Molte società avrebbero beneficiato delle innovazioni tecnologiche sviluppate durante la guerra per scopi militaristici ma poi sfruttate per un uso più ampio, come il motore a reazione per gli aerei passeggeri, la gomma sintetica per le componenti delle autmobili, assieme agli pneumatici, e al radar per le previsioni metereologiche. Ci furono anche molti sviluppi nel campo della medicina, quali migliori procedure chirurgiche, cure per le infezioni batteriche e un più ampio uso delle trasfusioni sanguigne.

La trasformazione dell'Europa: la Guerra Fredda

I vincitori alleati con le democrazie occidentali e l'URSS totalitaria avevano ben poco in comune, e da una posizione di sfiducia alimentata da malintesi e veri e propri miti, un sentimento di aperta ostilità sorse ben presto. Il primo grande nodo da sciogliere fu il destino della Polonia. Proprio quel Paese che Gran Bretagna e Francia avevano cercato di proteggere, tanto da dichiarare guerra alla Germania quando fu invasa. Ma intanto, il leader sovietico Joseph Stalin (1878 - 1953) aveva già inviato le sue truppe in Polonia, e un precedente era stato stabilito dagli Stati Uniti in Italia (e poi in Giappone): lo stato che conquistava un territorio acquisiva anche una sorta di diritto esclusivo a controllarlo, escludendo le altre potenze. Stalin, poi, era particolarmente determinato a mantenere la Polonia sotto il suo controllo in quanto era stata troppe volte il corridoio d’ingresso di eserciti europei che avevano attaccato la Russia. L’amara ironia? Alla fine della guerra, proprio lo Stato per cui l’Occidente aveva preso posizione non sarebbe stato davvero libero. Ma la Polonia era solo uno dei tanti Paesi, tra cui la Grecia e la Turchia, il cui destino si trovava in bilico tra la possibilità di finire sotto l’influenza dell’Est o dell’Ovest.

Map of Europe After World War II (1945 to c. 1989)
Mappa dell'Europa dopo la seconda guerra mondiale (dal 1945 al 1989 circa) Simeon Netchev (CC BY-NC-ND)

Mentre nell’Europa occidentale si promuovevano elezioni libere e democratiche, la metà orientale diventava la “zona esclusiva dell’URSS, un impero satellitare” (Dear, 204). Anche la Germania fu divisa: a est il controllo sovietico, a ovest la restaurazione della democrazia. E perfino la capitale Berlino fu spezzata in zone, tanto che si arrivò, nel 1961, alla costruzione del Muro di Berlino, al fine di mantenere le zone est della città divise da quelle ovest. Questo profondo confine tra l’Est e l’Ovest d’Europa fu descritto dal leader Britannico Winston Churchill (1874 - 1965) nel 1946 con l’espressione memorabile di “Cortina di Ferro”.
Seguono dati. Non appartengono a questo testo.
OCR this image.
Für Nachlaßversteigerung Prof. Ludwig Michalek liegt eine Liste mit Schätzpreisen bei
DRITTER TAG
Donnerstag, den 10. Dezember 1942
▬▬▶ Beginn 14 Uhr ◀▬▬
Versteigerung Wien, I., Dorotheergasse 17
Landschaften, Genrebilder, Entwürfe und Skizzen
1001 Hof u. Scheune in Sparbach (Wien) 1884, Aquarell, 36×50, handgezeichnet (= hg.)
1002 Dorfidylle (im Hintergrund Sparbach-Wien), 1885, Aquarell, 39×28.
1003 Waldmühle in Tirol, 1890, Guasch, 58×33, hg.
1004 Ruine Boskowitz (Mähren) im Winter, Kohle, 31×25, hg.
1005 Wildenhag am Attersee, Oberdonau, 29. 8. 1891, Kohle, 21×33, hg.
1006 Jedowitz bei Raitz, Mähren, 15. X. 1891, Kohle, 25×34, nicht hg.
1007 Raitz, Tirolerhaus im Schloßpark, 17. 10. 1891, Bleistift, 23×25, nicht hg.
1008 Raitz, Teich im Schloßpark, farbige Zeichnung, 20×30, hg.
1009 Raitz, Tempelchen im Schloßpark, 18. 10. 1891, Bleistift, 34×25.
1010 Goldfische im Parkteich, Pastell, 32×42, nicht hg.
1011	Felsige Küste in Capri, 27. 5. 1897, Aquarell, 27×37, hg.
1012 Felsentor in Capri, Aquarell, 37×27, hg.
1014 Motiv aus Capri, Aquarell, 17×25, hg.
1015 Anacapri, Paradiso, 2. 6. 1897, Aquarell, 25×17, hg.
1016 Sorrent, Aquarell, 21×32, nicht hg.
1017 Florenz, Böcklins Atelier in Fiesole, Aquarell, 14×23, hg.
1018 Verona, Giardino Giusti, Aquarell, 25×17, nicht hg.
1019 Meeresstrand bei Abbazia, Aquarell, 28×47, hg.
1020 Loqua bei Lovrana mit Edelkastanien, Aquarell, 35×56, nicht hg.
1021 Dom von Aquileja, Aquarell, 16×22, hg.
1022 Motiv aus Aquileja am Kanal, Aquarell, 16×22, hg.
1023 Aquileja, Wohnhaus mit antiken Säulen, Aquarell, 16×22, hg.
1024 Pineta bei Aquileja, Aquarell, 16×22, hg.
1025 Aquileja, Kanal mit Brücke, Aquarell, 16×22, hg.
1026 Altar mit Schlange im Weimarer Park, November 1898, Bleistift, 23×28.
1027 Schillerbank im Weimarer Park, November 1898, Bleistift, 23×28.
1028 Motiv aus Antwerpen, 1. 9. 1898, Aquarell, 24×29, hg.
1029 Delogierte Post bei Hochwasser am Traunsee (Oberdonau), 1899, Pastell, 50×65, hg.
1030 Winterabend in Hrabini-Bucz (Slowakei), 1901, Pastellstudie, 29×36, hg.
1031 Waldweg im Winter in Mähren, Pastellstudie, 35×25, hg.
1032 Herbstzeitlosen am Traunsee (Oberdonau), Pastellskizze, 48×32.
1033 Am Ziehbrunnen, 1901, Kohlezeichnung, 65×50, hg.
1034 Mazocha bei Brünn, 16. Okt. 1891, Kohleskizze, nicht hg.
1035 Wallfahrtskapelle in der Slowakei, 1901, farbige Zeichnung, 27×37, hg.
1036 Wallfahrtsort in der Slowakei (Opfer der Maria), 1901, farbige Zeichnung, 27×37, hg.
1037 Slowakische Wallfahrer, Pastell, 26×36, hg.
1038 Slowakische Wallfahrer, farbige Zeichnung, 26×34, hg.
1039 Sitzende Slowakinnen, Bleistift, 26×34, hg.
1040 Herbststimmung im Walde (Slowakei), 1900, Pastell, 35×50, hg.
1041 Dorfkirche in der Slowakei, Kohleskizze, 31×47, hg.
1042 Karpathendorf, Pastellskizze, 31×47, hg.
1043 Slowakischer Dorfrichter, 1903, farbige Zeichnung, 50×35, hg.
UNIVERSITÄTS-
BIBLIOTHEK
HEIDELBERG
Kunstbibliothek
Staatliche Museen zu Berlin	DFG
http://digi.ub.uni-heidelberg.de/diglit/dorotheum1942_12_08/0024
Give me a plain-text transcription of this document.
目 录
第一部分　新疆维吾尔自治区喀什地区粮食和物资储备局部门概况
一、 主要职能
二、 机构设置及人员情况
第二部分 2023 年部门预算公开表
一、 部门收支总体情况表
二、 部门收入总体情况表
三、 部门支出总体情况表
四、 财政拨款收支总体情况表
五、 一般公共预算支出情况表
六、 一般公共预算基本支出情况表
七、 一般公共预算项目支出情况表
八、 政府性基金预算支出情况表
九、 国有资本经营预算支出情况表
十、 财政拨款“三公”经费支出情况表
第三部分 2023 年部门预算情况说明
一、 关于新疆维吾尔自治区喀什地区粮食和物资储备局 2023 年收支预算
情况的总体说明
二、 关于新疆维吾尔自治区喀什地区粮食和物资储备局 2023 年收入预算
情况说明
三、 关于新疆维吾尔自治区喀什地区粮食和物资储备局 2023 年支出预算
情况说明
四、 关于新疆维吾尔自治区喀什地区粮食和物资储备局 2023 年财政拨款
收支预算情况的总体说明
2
Nel 1947, il Piano Marshall vide gli Stati Uniti impegnati ad aiutare i Paesi dell’Europa occidentale a ricostruire le proprie economie devastate dalla guerra. Anche la ripresa della Germania a Ovest fu incentivata: serviva una Germania forte se si voleva un’Europa unita e stabile. Ma il sospetto restava: e se la Germania tornasse a invadere i suoi vicini? Una delle possibili soluzioni per prevenire questa minaccia era includerla in un’unione economica (e magari anche politica) con gli altri stati dell’Europa occidentale. Da questa idea di cooperazione nacque la Comunità Europea, che, ampliandosi nel tempo, avrebbe dato origine all’attuale Unione Europea.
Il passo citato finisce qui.